Furthermore, a number of experiences from Canada, the Philippines, Costa Rica and many others showed that, regardless the geographical location or the local economic conditions, political powers are at work to directly stall climate action by hampering new installations of wind turbines, financing fossil fuel industries and opening doors for the exploitation of unused fossil resources.

Some of the major issues and opportunities when it comes to the upscaling RE deployment were identified in an interactive and lively discussion among the participants. Steering political will into a sustainable and climate-natural direction is indeed the key for a renewable energy uptake.

The need for integrated policies, placing greater focus on tackling deforestation, health issues, and environmental protection are some of the most pressing issues when it comes to dealing with energy production in the Global South. Furthermore, the need for RE-technology transfer from north to south, south-south cooperation, the strengthening of partnerships between all levels of involvement (national, regional, local) need to be overcome. To do so, members of parliament need to gain a better understanding of the many benefits of upscaling RE deployment. In order to make sound budgetary decisions a shift towards technologies and developments with the lowest negative climate and environmental impact needs to be performed.

For countries of the Global North, respectively, limiting the political influence of strong fossil fuel lobbies is one of the major issues. Participants stressed that the internalisation of external costs within the pricing of goods and services might be an opportunity to start this process. In addition, best practices and policy examples for RE need to be spread and capacity building on all levels of RE-policy-making needs to be enhanced. To create ownership and strengthen acceptance for a RE powered future, civil society needs to be involved in the process of upscaling RE. All these diverse opportunities need to be compiled into tailor-made roadmaps for a transition to a low carbon economy. These roadmaps can be a further step in the direction of a just, inclusive, democratic and climate-neutral future. Finally, participants stressed that the North’s global, historic responsibility on the issue of development, climate change and inequalities and injustices between Global North and South need to be recognised. This recognition underlies any successful and just cooperation and future relations.

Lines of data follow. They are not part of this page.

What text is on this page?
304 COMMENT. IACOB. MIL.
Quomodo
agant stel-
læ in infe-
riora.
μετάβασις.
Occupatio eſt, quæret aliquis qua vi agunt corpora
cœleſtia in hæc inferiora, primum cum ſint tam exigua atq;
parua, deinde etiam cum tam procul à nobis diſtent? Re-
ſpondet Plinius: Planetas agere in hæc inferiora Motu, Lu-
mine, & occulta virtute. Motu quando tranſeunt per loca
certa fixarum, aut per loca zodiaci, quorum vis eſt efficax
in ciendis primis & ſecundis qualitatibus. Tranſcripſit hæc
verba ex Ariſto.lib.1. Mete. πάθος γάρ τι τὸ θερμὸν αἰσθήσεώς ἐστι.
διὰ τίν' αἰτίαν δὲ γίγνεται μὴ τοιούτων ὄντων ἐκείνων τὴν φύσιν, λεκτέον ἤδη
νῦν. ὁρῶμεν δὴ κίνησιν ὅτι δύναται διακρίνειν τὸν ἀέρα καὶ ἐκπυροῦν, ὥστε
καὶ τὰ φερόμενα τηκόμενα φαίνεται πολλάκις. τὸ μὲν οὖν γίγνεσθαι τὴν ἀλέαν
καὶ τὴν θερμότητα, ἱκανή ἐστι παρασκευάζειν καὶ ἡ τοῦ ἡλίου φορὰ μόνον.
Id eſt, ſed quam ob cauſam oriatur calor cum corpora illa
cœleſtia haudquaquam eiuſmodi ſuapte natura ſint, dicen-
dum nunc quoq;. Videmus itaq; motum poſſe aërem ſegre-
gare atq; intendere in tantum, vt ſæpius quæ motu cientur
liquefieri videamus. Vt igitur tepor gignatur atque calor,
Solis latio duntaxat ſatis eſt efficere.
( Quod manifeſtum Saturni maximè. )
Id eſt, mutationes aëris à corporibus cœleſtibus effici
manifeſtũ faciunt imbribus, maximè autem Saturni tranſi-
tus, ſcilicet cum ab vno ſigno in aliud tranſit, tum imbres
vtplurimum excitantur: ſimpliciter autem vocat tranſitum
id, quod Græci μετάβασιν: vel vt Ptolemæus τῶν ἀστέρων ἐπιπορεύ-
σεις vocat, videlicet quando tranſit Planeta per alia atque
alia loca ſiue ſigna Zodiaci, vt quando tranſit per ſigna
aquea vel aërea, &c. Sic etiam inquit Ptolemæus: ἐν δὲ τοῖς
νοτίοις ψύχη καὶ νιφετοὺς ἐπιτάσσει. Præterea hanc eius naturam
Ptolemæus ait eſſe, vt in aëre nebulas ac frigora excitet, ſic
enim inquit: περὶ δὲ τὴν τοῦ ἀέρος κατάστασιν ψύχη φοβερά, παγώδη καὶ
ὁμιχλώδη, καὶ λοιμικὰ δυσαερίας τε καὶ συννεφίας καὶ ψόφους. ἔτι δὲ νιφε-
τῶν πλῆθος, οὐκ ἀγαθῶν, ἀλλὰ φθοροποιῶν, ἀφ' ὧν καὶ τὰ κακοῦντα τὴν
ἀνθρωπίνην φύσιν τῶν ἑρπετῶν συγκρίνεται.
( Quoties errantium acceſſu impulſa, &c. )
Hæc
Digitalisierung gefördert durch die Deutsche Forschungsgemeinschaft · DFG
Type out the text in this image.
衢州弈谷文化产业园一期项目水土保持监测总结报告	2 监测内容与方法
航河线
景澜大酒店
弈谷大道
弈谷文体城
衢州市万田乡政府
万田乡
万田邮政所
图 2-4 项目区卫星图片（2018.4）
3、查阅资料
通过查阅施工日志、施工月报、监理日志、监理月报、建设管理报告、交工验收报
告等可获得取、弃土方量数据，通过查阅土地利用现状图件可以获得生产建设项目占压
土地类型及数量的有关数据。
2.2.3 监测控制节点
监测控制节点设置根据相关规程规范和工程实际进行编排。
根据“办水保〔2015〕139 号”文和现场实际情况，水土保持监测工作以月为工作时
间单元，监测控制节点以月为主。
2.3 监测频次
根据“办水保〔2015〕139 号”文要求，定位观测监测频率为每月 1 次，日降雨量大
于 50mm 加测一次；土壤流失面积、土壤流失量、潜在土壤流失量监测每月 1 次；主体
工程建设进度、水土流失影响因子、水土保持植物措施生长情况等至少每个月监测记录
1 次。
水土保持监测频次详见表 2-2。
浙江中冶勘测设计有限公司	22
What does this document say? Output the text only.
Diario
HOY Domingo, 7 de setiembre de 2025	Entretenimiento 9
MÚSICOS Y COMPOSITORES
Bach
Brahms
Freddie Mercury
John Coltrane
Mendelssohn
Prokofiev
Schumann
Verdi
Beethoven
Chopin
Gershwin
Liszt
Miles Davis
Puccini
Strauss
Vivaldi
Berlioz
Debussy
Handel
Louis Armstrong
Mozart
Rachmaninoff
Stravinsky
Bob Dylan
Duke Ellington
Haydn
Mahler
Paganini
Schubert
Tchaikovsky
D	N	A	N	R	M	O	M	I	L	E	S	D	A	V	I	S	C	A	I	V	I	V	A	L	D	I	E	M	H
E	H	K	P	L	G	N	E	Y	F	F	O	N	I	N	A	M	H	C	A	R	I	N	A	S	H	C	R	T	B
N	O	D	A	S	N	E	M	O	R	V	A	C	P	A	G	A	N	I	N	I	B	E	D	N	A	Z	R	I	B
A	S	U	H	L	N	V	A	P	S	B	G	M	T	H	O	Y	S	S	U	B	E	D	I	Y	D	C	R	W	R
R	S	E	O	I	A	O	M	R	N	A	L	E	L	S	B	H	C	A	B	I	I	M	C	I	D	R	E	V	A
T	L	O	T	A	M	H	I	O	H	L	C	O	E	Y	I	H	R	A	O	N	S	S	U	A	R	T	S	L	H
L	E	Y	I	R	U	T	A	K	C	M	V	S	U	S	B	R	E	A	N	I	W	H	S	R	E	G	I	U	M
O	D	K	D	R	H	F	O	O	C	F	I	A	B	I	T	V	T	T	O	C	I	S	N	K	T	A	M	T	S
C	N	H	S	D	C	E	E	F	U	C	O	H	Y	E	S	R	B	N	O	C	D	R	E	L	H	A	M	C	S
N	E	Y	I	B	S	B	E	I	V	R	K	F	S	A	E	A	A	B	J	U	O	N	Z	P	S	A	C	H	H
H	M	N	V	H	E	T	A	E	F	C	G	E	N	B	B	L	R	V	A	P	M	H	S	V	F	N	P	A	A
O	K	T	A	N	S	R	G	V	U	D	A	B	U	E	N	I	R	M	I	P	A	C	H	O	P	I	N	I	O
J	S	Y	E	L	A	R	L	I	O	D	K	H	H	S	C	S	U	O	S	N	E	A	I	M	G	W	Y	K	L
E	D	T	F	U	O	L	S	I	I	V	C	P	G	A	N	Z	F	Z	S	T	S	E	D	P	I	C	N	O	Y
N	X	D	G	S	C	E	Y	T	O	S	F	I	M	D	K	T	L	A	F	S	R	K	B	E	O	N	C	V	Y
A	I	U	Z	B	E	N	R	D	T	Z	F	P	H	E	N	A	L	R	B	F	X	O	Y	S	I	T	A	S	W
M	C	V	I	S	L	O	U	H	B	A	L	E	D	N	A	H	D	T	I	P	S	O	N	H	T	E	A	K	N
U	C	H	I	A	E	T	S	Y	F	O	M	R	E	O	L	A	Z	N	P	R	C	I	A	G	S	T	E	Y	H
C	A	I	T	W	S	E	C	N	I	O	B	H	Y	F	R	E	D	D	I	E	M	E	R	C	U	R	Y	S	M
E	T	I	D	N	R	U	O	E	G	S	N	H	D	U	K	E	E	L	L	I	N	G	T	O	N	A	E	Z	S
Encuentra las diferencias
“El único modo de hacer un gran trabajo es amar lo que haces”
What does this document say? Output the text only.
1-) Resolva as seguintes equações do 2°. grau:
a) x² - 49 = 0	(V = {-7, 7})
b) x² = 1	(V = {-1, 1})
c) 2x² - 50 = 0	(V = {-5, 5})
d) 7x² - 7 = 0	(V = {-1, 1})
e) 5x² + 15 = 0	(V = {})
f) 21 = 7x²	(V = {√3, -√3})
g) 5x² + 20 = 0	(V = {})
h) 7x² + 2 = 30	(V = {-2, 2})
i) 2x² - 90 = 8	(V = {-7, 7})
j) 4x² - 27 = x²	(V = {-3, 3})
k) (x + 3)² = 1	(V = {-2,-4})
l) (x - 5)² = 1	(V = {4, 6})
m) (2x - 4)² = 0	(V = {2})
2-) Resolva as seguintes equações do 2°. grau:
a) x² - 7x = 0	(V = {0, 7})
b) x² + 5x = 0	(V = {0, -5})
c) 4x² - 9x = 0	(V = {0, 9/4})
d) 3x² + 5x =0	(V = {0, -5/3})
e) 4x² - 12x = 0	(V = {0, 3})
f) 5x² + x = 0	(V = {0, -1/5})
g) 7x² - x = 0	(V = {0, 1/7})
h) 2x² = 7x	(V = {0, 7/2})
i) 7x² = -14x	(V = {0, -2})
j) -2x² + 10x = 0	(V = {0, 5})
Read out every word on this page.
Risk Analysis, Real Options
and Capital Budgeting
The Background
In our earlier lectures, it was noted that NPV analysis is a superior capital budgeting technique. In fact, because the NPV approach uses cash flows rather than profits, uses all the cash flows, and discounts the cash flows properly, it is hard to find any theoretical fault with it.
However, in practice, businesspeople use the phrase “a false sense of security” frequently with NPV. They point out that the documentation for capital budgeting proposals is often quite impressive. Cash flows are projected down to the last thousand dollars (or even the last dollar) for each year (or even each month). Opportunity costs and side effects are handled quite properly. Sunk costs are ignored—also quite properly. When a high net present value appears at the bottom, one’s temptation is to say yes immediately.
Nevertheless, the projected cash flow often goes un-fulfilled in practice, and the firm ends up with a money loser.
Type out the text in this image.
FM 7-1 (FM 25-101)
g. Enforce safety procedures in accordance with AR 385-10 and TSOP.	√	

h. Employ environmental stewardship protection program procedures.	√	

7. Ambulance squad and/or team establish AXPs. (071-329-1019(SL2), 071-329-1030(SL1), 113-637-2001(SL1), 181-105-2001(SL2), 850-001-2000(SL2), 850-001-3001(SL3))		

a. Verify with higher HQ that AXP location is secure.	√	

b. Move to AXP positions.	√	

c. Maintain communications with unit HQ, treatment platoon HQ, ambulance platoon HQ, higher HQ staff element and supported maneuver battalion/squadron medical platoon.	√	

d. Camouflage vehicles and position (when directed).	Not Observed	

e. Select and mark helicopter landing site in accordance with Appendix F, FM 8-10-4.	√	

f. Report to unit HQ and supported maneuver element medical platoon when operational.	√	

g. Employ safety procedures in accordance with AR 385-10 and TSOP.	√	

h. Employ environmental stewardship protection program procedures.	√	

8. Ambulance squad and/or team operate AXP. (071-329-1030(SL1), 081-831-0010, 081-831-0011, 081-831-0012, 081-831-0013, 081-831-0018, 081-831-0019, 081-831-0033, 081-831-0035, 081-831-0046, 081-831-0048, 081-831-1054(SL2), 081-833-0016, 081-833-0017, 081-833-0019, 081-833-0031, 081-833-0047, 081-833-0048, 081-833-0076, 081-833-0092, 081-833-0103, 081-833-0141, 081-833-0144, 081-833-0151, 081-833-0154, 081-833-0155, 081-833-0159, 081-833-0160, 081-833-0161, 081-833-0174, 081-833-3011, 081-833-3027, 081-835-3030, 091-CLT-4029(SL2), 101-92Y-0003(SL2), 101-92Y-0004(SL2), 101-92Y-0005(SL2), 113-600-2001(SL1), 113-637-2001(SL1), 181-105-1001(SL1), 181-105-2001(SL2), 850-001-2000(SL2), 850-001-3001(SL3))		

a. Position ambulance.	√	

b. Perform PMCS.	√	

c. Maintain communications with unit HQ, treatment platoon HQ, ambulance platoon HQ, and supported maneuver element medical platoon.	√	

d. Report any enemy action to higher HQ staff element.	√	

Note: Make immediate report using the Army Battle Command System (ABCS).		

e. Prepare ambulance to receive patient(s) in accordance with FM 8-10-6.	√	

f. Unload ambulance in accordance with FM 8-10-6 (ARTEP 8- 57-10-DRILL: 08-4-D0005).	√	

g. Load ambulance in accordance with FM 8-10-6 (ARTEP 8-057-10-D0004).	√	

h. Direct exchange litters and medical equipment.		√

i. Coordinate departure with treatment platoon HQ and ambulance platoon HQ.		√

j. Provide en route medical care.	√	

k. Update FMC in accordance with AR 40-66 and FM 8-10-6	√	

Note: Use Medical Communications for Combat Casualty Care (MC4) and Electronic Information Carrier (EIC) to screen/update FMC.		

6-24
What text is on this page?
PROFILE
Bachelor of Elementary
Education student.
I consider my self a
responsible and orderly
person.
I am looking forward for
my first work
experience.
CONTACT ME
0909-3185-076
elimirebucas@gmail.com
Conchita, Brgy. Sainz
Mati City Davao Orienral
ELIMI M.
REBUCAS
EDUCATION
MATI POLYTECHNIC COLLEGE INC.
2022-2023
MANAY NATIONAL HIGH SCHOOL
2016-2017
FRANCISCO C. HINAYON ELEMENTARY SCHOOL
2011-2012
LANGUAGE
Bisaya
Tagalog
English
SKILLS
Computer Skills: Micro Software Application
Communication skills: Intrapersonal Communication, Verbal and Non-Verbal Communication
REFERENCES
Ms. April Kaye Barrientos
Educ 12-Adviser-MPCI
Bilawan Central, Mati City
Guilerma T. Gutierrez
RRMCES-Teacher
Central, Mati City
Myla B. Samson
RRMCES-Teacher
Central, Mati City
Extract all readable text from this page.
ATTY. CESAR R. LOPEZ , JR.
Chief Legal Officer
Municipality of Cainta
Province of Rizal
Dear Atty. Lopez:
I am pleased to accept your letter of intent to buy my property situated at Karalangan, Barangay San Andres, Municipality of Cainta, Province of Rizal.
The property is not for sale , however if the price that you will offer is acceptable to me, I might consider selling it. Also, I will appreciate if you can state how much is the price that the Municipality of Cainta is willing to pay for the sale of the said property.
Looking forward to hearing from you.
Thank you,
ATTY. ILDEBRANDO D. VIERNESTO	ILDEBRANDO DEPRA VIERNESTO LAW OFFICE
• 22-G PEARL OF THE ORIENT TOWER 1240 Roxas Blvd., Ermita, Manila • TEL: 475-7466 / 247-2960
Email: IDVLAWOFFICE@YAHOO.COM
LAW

The diversity of the participating MPs as well as representatives of the IRENA, the ParlAmericas, and the Pan-African Parliament of the African Union, brought a comprehensive spectrum of positions, ideas and obstacles with regard to RE to the discussion.

As a result of the GRC parliamentary meeting participating MPs concluded with a strong call for all parliamentarians worldwide to acknowledge the important role RE has to play in all sectors relevant to achieve the Paris Agreement’s temperature targets, and for “actions in line with the Paris Agreement and implement adequate, swift and just climate change and renewable energy legislation”. A joint call for action was launched emphasising the need to further ‘upgrade’ local NDCs. Please find the Joint Declaration here.

Creating a platform and space for parliamentarians to exchange experiences, knowledge and lessons learned is one of the main objectives of the GRC. This was the third, of a row of GRC breakfasts for members of parliament, following the first in Berlin in June and second in Brussels in November 2019.